Ihor Antonov ihor at antonovs.family
Thu May 21 05:17:13 UTC 2020


On Saturday, 16 May 2020 17:28:46 PDT Eugene Grosbein wrote:
> 17.05.2020 7:02, Ihor Antonov wrote:
> > So far it seems that my endeavor is doomed. Any comments or suggestions
> > are
> > appreciated.
> 
> You'll need to write and test lots of kernel-level code to achieve this.
> 
> I'd suggest you re-think your decision about jails because it seems jails
> can really be the solution if you combine jail with other system abilities.
> For example, sharing subtree with r/o access is easily achieved using
> read-only nullfs mount.

Jails have a lot of drawbacks to.

In most basic (by the book) example you effectively end up with a separate
machine, which just happens to share same kernel with the host. And you need to manage 
this machine separately  patches, upgrades, etc. (viva tools like
ansible / chef)

This is not very different from  "just put it on a different VM" suggestion. 

If you try to go off the handbook script and try using nullfs and unionfs to
re-use pieces of your FS you quickly find out how limited those tools are. 
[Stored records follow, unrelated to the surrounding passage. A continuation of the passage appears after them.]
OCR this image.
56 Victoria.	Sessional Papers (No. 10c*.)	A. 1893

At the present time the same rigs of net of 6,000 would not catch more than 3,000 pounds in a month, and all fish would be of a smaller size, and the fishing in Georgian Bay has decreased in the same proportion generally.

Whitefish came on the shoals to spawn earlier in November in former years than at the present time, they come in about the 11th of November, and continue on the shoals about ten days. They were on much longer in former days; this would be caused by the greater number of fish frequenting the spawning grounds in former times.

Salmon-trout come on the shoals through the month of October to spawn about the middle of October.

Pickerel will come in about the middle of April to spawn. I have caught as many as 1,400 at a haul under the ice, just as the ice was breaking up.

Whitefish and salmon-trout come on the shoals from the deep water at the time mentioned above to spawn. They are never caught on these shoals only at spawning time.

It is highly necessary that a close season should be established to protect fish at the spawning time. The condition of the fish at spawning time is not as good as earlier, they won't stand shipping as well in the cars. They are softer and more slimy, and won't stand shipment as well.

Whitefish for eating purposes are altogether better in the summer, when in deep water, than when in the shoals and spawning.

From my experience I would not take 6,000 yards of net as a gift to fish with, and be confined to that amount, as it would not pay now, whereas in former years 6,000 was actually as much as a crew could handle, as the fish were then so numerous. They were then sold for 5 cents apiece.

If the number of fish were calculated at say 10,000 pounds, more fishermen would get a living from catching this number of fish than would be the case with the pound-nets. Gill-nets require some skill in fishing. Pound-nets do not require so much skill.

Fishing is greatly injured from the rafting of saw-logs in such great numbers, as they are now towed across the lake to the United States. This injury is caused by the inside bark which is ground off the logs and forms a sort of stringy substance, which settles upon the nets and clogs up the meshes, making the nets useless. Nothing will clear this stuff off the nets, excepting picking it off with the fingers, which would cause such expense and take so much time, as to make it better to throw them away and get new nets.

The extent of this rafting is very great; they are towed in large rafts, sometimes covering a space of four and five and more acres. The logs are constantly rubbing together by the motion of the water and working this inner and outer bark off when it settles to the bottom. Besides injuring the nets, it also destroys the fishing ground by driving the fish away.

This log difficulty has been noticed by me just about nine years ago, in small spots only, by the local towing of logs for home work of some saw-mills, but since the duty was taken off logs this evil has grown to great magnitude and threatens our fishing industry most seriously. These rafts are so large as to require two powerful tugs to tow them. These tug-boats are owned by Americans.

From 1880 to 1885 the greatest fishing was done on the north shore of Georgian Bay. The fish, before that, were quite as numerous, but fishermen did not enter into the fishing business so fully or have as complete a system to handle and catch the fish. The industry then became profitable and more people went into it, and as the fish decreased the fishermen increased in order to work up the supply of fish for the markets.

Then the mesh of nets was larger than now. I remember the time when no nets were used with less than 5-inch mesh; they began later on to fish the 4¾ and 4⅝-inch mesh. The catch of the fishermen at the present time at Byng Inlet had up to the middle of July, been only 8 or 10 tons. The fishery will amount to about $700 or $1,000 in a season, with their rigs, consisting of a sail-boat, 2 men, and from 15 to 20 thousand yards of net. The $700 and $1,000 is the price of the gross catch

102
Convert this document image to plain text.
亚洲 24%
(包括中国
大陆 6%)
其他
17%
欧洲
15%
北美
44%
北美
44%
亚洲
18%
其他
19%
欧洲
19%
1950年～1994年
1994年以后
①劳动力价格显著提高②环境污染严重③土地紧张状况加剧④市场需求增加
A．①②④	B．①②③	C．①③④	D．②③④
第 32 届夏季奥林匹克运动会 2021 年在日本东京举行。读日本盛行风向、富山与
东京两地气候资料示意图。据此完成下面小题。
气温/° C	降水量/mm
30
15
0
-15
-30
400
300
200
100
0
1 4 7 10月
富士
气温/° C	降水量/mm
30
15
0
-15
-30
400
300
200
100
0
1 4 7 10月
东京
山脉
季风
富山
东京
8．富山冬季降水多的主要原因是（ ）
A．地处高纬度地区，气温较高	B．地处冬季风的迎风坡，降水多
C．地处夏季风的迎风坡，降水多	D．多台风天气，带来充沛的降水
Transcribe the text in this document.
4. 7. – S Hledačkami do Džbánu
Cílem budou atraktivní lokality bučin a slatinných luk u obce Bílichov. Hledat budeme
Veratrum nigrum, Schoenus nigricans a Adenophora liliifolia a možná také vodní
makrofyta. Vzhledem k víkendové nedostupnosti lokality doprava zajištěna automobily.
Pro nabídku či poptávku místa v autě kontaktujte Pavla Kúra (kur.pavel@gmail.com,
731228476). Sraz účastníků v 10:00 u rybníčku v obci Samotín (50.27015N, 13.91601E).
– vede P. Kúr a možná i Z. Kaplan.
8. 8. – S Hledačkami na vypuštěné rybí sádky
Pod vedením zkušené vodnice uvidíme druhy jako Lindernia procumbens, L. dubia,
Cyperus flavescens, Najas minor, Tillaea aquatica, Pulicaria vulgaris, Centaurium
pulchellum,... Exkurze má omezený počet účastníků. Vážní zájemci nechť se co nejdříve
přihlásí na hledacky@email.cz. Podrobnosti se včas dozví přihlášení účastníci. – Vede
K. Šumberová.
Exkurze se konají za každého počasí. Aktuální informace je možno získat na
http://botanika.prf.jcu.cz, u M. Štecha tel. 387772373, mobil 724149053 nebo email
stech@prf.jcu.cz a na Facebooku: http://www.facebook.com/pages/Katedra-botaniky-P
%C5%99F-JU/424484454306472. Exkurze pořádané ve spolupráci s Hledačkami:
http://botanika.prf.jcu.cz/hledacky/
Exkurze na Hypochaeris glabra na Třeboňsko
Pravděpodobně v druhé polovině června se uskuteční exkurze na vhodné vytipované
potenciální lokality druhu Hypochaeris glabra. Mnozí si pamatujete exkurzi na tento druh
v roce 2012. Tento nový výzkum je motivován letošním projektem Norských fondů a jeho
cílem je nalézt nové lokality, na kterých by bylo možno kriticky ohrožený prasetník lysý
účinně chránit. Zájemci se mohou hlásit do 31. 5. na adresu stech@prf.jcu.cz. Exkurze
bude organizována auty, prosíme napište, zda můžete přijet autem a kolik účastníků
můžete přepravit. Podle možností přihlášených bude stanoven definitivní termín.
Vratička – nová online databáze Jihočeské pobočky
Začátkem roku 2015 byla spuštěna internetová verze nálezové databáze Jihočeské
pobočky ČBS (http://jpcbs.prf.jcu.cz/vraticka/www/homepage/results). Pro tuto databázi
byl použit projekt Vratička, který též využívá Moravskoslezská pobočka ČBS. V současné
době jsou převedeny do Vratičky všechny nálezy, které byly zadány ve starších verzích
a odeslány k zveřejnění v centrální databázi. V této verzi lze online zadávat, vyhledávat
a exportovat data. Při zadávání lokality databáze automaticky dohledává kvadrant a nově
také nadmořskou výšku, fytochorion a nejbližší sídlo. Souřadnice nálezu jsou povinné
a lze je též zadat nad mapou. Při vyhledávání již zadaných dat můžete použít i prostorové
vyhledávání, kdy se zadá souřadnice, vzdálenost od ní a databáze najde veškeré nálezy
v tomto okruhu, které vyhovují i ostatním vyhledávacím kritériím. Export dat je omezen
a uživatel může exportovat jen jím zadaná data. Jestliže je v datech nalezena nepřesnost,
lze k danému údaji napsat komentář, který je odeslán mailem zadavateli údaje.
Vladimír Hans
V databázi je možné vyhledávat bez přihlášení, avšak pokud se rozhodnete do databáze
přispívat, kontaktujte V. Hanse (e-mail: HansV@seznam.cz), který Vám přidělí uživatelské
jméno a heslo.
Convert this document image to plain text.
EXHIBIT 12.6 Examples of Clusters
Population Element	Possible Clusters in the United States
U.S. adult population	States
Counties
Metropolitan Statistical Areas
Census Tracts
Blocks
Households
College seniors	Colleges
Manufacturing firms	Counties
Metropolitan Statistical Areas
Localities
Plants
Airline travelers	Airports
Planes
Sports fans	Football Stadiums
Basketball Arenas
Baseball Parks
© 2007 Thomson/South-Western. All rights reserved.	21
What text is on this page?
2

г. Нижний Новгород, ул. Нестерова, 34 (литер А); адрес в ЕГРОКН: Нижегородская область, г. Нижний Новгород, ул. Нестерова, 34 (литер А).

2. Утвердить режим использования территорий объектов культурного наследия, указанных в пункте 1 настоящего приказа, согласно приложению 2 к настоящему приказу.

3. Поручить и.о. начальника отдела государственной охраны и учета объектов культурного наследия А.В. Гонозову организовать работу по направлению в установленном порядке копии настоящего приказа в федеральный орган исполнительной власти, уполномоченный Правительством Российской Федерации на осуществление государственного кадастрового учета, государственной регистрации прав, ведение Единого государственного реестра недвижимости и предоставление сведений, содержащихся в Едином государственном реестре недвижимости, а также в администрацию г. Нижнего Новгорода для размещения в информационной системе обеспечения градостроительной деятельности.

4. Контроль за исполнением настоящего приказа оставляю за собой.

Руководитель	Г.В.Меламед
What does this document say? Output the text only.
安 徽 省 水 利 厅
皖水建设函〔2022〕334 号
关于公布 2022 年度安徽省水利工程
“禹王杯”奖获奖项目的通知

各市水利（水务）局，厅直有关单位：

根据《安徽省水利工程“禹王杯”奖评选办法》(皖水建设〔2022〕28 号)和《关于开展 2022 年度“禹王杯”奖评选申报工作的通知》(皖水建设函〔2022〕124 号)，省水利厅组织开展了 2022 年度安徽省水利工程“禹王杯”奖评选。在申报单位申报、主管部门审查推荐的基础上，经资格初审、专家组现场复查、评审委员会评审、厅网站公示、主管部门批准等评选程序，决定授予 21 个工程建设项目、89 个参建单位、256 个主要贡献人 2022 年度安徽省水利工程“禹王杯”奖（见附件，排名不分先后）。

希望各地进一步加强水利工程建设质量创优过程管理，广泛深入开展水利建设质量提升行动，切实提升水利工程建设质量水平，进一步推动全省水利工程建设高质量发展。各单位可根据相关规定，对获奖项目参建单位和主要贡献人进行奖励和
You can't mount a single file into a directory, nullfs and unionfs
operate only on directories. Example: try to put a file into jails /etc.
Your options are: a) mount the whole directory and duplicate/overwrite (depending on how 
exactly you do it) a lot of files  b) copy the file

In either case you are not far off the "separate VM" management scenario

You also can't just mount / to /path/to/jail - so you end up mounting 
/bin /etc /sbin ... into the jail with a separate commands. And this is possible to do, but now 
you can't use a lot of conveniences that jail.conf 
has because your custom mounts conflict with jail's mount.* directives 
(and the order in which they execute is undocumented)

I tried jails and was left disappointed. Jails are just VMs, trying to treat
them somewhat closer to Linux containers is not justifiable given how much trouble it brings.


> Also, shared PAM does not mean duplication of system user database,
> take a look at: man -k pam_|fgrep '(8)'

The idea was to have a lightweight solution with minimum moving parts. Bringing machinery 
like LDAP into this defeats the purpose of the exercise.

> Usage of jails does not require any modification of the application.
> I did it for multiple setups and it works perfectly.
> 
> As last resort, you may run nested FreeBSD system using bhyve(8).

Not an option as defeats the purpose of the excercise.